Lou’s commitment to her community started as an idea and has grown to a successful nonprofit serving over 300 youth annually. She also led a $4 million capital campaign and renovation of a former federal armory to establish what is now a state-of-the-art community youth development center.
As the Executive Director of Legacy LA, Lou ensures that youth are provided with resources and support they need to succeed and is also committed to her values and beliefs that young people must lead change in their communities. She believes that young people have the capacity to lead. However, youth are seldom given the opportunity to have a voice in shaping policy or government systems, yet they are expected to thrive in these systems. At Legacy LA, youth are provided with leadership development and opportunities to address problems in their community and Los Angeles County.
Legacy LA youth leaders are engaged and leading environmental justice campaigns and have successfully advocated for inclusion in the City’s Clean Up, Green Up Program, a City policy prohibiting certain industrial uses from being situated in proximity to residential areas, and secured $400,000 in funding from South Coast Air Quality and Management District to install an air filtration system at the local elementary school. Ramona Gardens is categorized as one of the communities with the poorest air quality in the State and Legacy LA youth are leading an innovative effort to build a natural park with air pollution mitigation systems along the 12-lane highway that abuts the public housing development.

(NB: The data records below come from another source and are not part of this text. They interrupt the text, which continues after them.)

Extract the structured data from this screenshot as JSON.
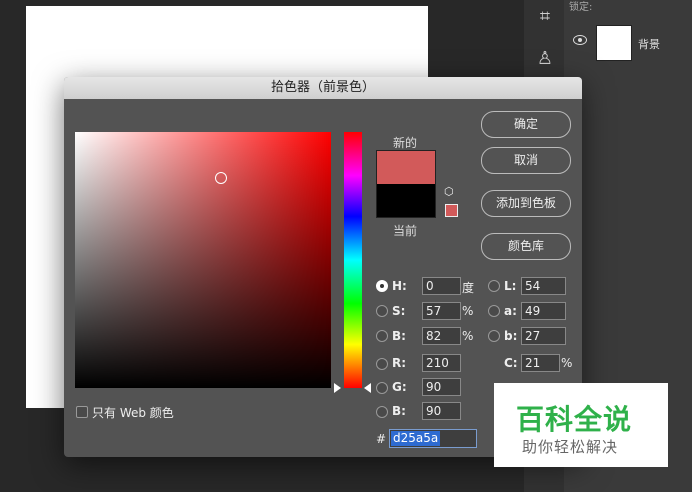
{
  "background": {
    "lock_label": "锁定:",
    "layer_name": "背景"
  },
  "dialog": {
    "title": "拾色器（前景色）",
    "new_label": "新的",
    "current_label": "当前",
    "buttons": {
      "ok": "确定",
      "cancel": "取消",
      "add_to_swatches": "添加到色板",
      "color_libraries": "颜色库"
    },
    "fields": {
      "H": {
        "label": "H:",
        "value": "0",
        "unit": "度"
      },
      "S": {
        "label": "S:",
        "value": "57",
        "unit": "%"
      },
      "Bv": {
        "label": "B:",
        "value": "82",
        "unit": "%"
      },
      "R": {
        "label": "R:",
        "value": "210"
      },
      "G": {
        "label": "G:",
        "value": "90"
      },
      "B": {
        "label": "B:",
        "value": "90"
      },
      "L": {
        "label": "L:",
        "value": "54"
      },
      "a": {
        "label": "a:",
        "value": "49"
      },
      "b": {
        "label": "b:",
        "value": "27"
      },
      "C": {
        "label": "C:",
        "value": "21",
        "unit": "%"
      }
    },
    "web_colors_label": "只有 Web 颜色",
    "hash": "#",
    "hex": "d25a5a",
    "colors": {
      "new": "#d25a5a",
      "current": "#000000"
    }
  },
  "watermark": {
    "title": "百科全说",
    "subtitle": "助你轻松解决"
  }
}
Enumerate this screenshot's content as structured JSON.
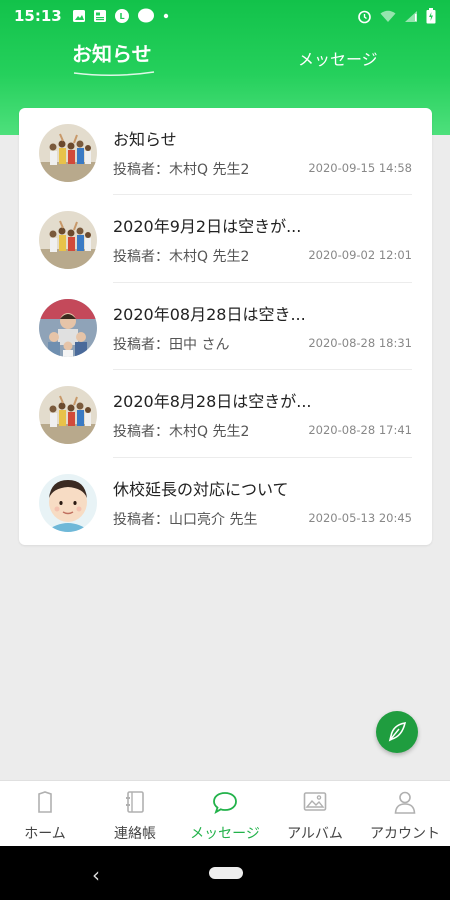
{
  "status_bar": {
    "time": "15:13",
    "left_icons": [
      "image-icon",
      "news-icon",
      "line-icon",
      "chat-bubble-icon",
      "dot-icon"
    ],
    "right_icons": [
      "alarm-icon",
      "wifi-icon",
      "signal-icon",
      "battery-icon"
    ]
  },
  "header": {
    "tabs": [
      {
        "label": "お知らせ",
        "active": true
      },
      {
        "label": "メッセージ",
        "active": false
      }
    ]
  },
  "notices": [
    {
      "title": "お知らせ",
      "author": "投稿者：木村Q 先生2",
      "date": "2020-09-15 14:58",
      "avatar": "group-photo"
    },
    {
      "title": "2020年9月2日は空きが...",
      "author": "投稿者：木村Q 先生2",
      "date": "2020-09-02 12:01",
      "avatar": "group-photo"
    },
    {
      "title": "2020年08月28日は空き...",
      "author": "投稿者：田中 さん",
      "date": "2020-08-28 18:31",
      "avatar": "family-photo"
    },
    {
      "title": "2020年8月28日は空きが...",
      "author": "投稿者：木村Q 先生2",
      "date": "2020-08-28 17:41",
      "avatar": "group-photo"
    },
    {
      "title": "休校延長の対応について",
      "author": "投稿者：山口亮介 先生",
      "date": "2020-05-13 20:45",
      "avatar": "face-illustration"
    }
  ],
  "fab": {
    "icon": "feather-pen-icon"
  },
  "bottom_nav": [
    {
      "label": "ホーム",
      "icon": "home-icon",
      "active": false
    },
    {
      "label": "連絡帳",
      "icon": "notebook-icon",
      "active": false
    },
    {
      "label": "メッセージ",
      "icon": "speech-bubble-icon",
      "active": true
    },
    {
      "label": "アルバム",
      "icon": "photo-album-icon",
      "active": false
    },
    {
      "label": "アカウント",
      "icon": "person-icon",
      "active": false
    }
  ],
  "system_nav": {
    "back": "‹"
  },
  "colors": {
    "header_green": "#22cc58",
    "accent_green": "#22b24a",
    "fab_green": "#1f9d3f",
    "background": "#ececec"
  }
}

Lou’s commitment to youth leadership and to engage young people to prepare them to lead systems and policy change has been key to the success of the Invest in Youth Campaign. Legacy LA has led a citywide coalition that is advocating for the creation of the City of Los Angeles’ first Youth Development Department. Los Angeles is the only large City in the nation that doesn’t have a dedicated department focused on youth. Lou ensures that youth are at the forefront of developing campaign goals and values, has worked on developing a City of Los Angeles budget that prioritizes youth, and is grounded in the belief that young people have to be included in all decision making.
Lou’s commitment to ensure that young people are given leadership roles along with her ability to engage them in learning campaign strategy and organizing has helped to secure key wins for the campaign to create a Youth Development Department in Los Angeles. In March 2019, Lou recently celebrated the passing of a City Council motion to establish a City of Los Angeles Task Force on Youth Development tasked with developing a youth development strategy for the City.
Lou has been a community leader in East Los Angeles for more than two decades and leverages her background and experience to ensure Legacy LA’s success. Prior to committing full time to Legacy LA, she was a Political Science professor at East Los Angeles Community College. Other key roles in Lou’s trajectory include serving as a Council Deputy for City of Los Angeles Councilmember Richard Alatorre, the Director of Community Outreach for the University of Southern California Health Sciences Campus, and has also served on several community nonprofit boards and City of Los Angeles Commissions including El Pueblo de Los Angeles Historical Park and the City’s Housing Authority.
Lou has an undergraduate degree from Loyola Marymount University, Master of Public Administration Degree from University of Southern California where she is also a Doctoral Candidate focusing her research on land-use policy and citizen participation.